A meta-analysis on DHA and cholesterol shows that consuming DHA-rich algae oil supplements may provide cardio support rivaling that from fish oil.
An up-to-date meta-analysis on DHA and cholesterol shows that consuming this omega-3 fatty acid-in the form of algae oil supplements-may provide cardio support rivaling that from fish oil. The January 1 issue of The Journal of Nutrition highlights a meta-analysis performed by researchers at the Harvard School of Public Health-a meta-analysis deemed the first of its kind on algal DHA.
In reviewing 11 clinical trials (with a mean duration of six weeks) on nearly 500 healthy participants, researchers observed an average, statistically significant decrease in triglycerides and statistically significant increases in LDL and HDL cholesterol. Yes, an overall increase in LDL was observed, but that increase was accompanied by an increase in LDL particle size-something the researchers claim represents potentially “less-atherogenic LDL particles,” thus making for an overall cardiovascular benefit despite LDL increase.

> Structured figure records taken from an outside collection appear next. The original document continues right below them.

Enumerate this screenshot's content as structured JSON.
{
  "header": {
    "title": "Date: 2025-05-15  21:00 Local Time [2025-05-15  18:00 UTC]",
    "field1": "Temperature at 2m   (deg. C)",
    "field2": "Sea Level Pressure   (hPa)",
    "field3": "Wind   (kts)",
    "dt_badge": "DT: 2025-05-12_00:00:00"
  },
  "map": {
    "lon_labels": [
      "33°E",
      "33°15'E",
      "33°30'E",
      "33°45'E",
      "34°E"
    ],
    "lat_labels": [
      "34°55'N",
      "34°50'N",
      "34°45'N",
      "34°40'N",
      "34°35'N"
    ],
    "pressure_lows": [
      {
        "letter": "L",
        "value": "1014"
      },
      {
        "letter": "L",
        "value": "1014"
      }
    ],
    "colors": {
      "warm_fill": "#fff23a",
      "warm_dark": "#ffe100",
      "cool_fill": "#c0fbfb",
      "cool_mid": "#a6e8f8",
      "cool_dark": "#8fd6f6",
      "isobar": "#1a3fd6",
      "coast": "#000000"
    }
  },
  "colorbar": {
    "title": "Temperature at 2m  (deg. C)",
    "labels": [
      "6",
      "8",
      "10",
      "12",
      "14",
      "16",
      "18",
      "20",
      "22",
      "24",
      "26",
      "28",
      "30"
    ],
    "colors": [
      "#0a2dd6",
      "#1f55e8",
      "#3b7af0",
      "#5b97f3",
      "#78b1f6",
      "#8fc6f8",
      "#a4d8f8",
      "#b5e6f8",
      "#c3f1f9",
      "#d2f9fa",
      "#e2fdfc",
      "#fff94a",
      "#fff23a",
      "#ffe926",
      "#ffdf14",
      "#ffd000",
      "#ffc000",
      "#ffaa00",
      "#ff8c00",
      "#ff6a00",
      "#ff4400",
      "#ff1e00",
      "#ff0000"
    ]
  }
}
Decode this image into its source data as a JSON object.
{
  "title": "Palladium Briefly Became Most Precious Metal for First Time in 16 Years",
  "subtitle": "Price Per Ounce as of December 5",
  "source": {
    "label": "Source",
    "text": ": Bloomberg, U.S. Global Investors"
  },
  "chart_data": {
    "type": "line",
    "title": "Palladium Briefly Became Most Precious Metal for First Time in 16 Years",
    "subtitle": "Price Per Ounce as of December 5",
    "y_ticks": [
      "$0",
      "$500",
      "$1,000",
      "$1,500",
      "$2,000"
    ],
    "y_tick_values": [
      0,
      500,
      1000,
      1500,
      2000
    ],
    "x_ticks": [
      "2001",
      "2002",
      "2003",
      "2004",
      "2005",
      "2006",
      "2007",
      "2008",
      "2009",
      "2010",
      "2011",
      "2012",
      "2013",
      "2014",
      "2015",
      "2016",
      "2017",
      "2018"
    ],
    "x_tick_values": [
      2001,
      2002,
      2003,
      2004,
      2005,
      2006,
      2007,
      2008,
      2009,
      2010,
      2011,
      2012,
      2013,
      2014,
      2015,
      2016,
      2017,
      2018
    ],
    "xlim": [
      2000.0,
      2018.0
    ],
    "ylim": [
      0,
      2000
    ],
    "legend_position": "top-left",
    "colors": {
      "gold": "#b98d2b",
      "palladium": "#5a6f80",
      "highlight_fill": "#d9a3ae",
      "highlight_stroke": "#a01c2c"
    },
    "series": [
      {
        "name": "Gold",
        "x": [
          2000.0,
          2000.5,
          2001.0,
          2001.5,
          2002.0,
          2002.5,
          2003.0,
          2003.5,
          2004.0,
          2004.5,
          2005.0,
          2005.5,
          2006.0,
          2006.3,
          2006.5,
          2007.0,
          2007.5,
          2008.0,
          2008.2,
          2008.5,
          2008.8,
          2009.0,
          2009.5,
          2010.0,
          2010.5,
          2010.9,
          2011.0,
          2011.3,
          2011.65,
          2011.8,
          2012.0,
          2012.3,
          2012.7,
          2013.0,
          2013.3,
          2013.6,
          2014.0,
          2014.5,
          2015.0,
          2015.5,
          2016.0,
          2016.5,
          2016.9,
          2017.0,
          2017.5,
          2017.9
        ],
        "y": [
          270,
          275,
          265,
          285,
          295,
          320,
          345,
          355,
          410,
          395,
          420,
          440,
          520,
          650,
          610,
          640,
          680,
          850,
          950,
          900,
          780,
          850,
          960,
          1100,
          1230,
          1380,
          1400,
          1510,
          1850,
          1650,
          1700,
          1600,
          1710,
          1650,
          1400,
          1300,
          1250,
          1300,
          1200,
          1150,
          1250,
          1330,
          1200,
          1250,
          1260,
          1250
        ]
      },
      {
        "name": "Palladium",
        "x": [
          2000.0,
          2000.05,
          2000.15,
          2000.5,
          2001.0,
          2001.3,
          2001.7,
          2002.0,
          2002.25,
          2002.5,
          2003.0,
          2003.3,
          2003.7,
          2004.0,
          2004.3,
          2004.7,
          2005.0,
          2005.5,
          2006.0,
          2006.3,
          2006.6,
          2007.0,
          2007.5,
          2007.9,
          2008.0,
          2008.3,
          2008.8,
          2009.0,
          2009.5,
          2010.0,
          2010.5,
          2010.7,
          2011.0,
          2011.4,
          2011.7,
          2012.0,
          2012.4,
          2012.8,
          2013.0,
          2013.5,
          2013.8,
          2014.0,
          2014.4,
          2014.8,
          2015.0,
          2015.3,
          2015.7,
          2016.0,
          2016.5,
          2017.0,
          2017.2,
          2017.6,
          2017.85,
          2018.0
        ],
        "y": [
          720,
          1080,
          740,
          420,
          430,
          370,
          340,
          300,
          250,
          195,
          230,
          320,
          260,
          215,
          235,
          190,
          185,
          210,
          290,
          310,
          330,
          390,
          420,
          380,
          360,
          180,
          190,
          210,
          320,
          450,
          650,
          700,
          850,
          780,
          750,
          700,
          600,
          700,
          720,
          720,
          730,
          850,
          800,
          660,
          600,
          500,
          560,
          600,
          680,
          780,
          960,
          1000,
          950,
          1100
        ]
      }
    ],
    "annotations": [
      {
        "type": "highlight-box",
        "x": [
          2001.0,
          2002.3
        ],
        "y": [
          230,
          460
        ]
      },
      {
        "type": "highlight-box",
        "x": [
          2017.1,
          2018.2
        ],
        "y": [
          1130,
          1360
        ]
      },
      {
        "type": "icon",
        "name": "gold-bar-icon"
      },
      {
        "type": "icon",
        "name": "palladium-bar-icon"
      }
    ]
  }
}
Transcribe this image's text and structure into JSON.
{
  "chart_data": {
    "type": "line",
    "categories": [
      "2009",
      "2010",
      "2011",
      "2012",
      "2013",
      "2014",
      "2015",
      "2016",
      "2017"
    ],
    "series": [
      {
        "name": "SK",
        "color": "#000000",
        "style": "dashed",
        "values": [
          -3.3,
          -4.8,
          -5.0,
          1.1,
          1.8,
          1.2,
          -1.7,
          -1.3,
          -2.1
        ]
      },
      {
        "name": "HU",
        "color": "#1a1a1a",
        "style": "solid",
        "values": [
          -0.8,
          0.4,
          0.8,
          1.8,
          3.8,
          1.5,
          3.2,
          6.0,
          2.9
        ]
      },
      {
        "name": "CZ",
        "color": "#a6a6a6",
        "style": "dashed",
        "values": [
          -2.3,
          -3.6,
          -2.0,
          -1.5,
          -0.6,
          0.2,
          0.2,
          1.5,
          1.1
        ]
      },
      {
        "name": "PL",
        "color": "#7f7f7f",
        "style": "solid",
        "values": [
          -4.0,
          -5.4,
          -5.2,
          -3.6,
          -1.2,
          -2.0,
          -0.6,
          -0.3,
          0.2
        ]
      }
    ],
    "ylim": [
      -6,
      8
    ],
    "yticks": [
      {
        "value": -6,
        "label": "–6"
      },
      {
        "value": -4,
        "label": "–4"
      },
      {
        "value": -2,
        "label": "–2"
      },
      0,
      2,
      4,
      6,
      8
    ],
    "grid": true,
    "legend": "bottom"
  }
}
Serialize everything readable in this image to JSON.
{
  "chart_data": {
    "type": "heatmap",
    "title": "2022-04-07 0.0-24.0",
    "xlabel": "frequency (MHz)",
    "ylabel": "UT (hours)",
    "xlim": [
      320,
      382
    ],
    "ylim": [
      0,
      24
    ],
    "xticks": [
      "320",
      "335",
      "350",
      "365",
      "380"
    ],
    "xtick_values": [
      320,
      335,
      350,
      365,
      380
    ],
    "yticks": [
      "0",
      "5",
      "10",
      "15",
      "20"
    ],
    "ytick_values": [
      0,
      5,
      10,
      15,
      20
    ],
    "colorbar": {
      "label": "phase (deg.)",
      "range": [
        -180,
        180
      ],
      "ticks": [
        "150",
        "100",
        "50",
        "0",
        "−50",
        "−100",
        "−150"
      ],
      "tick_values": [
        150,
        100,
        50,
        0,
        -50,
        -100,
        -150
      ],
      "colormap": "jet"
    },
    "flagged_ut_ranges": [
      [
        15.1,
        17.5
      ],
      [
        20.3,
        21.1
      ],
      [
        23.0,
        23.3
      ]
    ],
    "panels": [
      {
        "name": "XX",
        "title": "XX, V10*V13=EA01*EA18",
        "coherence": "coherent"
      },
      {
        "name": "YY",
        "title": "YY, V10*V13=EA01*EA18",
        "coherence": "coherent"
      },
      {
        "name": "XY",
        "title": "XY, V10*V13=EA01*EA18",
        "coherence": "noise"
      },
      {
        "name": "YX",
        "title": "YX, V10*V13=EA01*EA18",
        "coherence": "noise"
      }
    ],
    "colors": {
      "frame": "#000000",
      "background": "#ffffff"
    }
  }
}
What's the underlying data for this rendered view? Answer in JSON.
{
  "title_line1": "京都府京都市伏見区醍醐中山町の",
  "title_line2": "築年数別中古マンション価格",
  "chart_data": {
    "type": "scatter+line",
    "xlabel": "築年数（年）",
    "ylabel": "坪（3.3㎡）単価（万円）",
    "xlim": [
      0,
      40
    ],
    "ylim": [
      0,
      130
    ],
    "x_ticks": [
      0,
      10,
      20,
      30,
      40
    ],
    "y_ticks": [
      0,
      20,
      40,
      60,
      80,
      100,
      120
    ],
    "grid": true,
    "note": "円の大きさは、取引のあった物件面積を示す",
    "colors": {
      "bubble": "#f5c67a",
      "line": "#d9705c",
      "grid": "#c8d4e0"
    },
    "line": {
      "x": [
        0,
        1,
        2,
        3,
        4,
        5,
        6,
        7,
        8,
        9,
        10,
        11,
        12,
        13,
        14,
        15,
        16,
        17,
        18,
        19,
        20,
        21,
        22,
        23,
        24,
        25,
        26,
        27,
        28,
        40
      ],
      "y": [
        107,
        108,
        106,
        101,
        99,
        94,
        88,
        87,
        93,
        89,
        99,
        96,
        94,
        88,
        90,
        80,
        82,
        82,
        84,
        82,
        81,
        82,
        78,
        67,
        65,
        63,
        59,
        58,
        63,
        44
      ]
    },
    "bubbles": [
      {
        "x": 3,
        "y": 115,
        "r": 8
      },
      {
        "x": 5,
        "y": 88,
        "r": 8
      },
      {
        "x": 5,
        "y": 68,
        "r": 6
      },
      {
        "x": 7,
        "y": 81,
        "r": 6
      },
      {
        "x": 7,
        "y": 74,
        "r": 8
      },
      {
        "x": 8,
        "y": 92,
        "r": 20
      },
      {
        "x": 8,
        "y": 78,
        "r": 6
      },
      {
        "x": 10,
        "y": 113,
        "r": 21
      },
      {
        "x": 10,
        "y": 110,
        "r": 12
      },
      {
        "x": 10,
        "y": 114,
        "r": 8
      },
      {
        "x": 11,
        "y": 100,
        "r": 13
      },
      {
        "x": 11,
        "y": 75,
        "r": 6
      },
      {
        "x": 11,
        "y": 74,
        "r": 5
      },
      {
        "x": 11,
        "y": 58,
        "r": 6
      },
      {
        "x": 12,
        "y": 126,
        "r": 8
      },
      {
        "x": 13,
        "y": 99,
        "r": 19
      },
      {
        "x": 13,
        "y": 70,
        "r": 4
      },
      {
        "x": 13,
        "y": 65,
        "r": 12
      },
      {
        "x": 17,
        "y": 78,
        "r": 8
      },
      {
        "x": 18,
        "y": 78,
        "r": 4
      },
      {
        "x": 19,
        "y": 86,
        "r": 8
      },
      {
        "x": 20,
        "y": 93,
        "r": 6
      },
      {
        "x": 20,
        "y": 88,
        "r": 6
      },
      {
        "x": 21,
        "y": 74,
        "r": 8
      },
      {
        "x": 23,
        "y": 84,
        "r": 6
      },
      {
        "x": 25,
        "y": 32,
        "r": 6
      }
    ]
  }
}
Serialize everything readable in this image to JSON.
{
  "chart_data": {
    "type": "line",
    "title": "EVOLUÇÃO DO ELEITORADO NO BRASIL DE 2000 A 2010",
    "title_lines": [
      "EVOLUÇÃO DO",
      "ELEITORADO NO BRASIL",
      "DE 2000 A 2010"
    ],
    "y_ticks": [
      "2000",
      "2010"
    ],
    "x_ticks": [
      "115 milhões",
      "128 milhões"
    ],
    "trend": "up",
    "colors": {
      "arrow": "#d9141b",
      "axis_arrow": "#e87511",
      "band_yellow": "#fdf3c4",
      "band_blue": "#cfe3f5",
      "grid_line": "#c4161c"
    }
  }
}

Similar increases in LDL have been noted in recent fish oil meta-analyses, claim the researchers.
Martek Biosciences Corp. (Columbia, MD), a subsidiary of DSM Nutritional Products and manufacturer of Life’sDHA ingredients hailed the meta-analysis not just for the net benefits on cardio markers, but for an added effect had on subjects with triglyceride levels that were already elevated.
“People get a sort of a floor effect with DHA,” said Martek chief scientific officer Norman Salem. “If you have normal triglyceride levels, it’s hard to lower them. DHA did significantly lower normal levels in these trials, but the effects were not huge-statistically significant, but not quantitatively huge. People with dyslipidemia had 25-30% reductions.”
Martek added that, in its own 2009 review of these clinical trials up-to-date, none of the trials showed any evidence of adverse health effects-not even fishy burps.